I fully support the views of Kenya Association of Manufacturers (KAM) Chairman Mucai Kunyiha who has sounded the alarm over aggressive increases in excise duty on the alcohol and beverage sector.
If the finance bill proposals are passed, the government will have increased excise duty on beer by 45% and on spirits by 55% in just one year.
On top of that, the bill proposes to increase excise duty on bottles by 25%. A new excise duty of 15% on alcohol advertising has also been proposed. Certainly, excise duties are sin taxes that not only generate revenue, but also help control excessive alcohol consumption.
But it all has to be weighed against the damage done to businesses and the disruption to supply chains. Indeed, the alcohol and beverage sector is a major employer in this economy.
It has a supply chain covering a wide range of players, including beer makers, glass makers, bars, restaurants, transporters and, in the case of Kenya Breweries, an ecosystem of agribusinesses that supports hundreds of thousands of barley, wheat and sorghum producers. .
Clearly, the proposals in the finance bill are not based on a healthy economy. How can you justify a 55% increase in the excise tax on a product whose demand is income-elastic in such a short time? Has the minister taken into account the likely impact on the broader macro-economy: jobs, price levels and growth?
Excise duties inevitably raise the consumer prices of the taxed products, thereby reducing consumer demand for the products. Shouldn’t tax policy currently focus on supporting bar and restaurant businesses and other supply chain players to recover from the suffering they have suffered during Covid-19?
What we need right now is a finance bill designed to help revive key supply chains and sectors.
Indeed, no sector of this country’s economy has suffered more from coronavirus shutdowns and restrictions on movement than pub owners, liquor makers and the hospitality industry in general.
During the pandemic, it was open season on the hospitality industry where pub owners were forced to endure overzealous regulations. What is needed now are fiscal policies to guide the sector back to pre-pandemic levels of production and productivity.
If the proposals are adopted, the implications on regional competitiveness will be dire for Kenya. I say this because, as things stand, Kenya imposes the highest excise taxes on alcohol and beverages in the East African region.
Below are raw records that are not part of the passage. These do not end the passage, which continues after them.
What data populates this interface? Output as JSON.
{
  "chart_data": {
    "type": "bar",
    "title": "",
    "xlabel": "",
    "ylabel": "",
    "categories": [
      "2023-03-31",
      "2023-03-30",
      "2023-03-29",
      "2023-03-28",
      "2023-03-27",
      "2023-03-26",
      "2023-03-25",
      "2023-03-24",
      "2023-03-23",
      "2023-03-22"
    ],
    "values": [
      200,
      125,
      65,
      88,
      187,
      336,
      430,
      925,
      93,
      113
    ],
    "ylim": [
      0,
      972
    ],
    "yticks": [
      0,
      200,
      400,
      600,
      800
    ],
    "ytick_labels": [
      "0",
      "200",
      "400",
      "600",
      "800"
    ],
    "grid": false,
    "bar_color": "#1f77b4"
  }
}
We will have to prepare for the negative economic consequences in terms of regional competitiveness and the impact of illegal cross-border trade in alcoholic beverages. Bottle and glass manufacturers from Comesa countries such as Egypt will have a competitive advantage over our local factories
In the region, we are seen as the frontrunners in tax reform. However, in reality, the opposite is happening. I see four major weaknesses in the way excise tax policy is designed in this country.
First, the tendency to apply excise taxes ad hoc, almost arbitrarily, whenever we face critical revenue shortfalls.
A clear distinction should be made between temporary and permanent measures. Second, an overreliance on taxes that target a few profitable companies. Third, an excise duty regime riddled with taxes tailored to specific business models.
Fourth, capricious and fanciful changes that only serve to create unstable and unpredictable tax regimes. Parliament should reject excise tax increases that do not make good economic sense.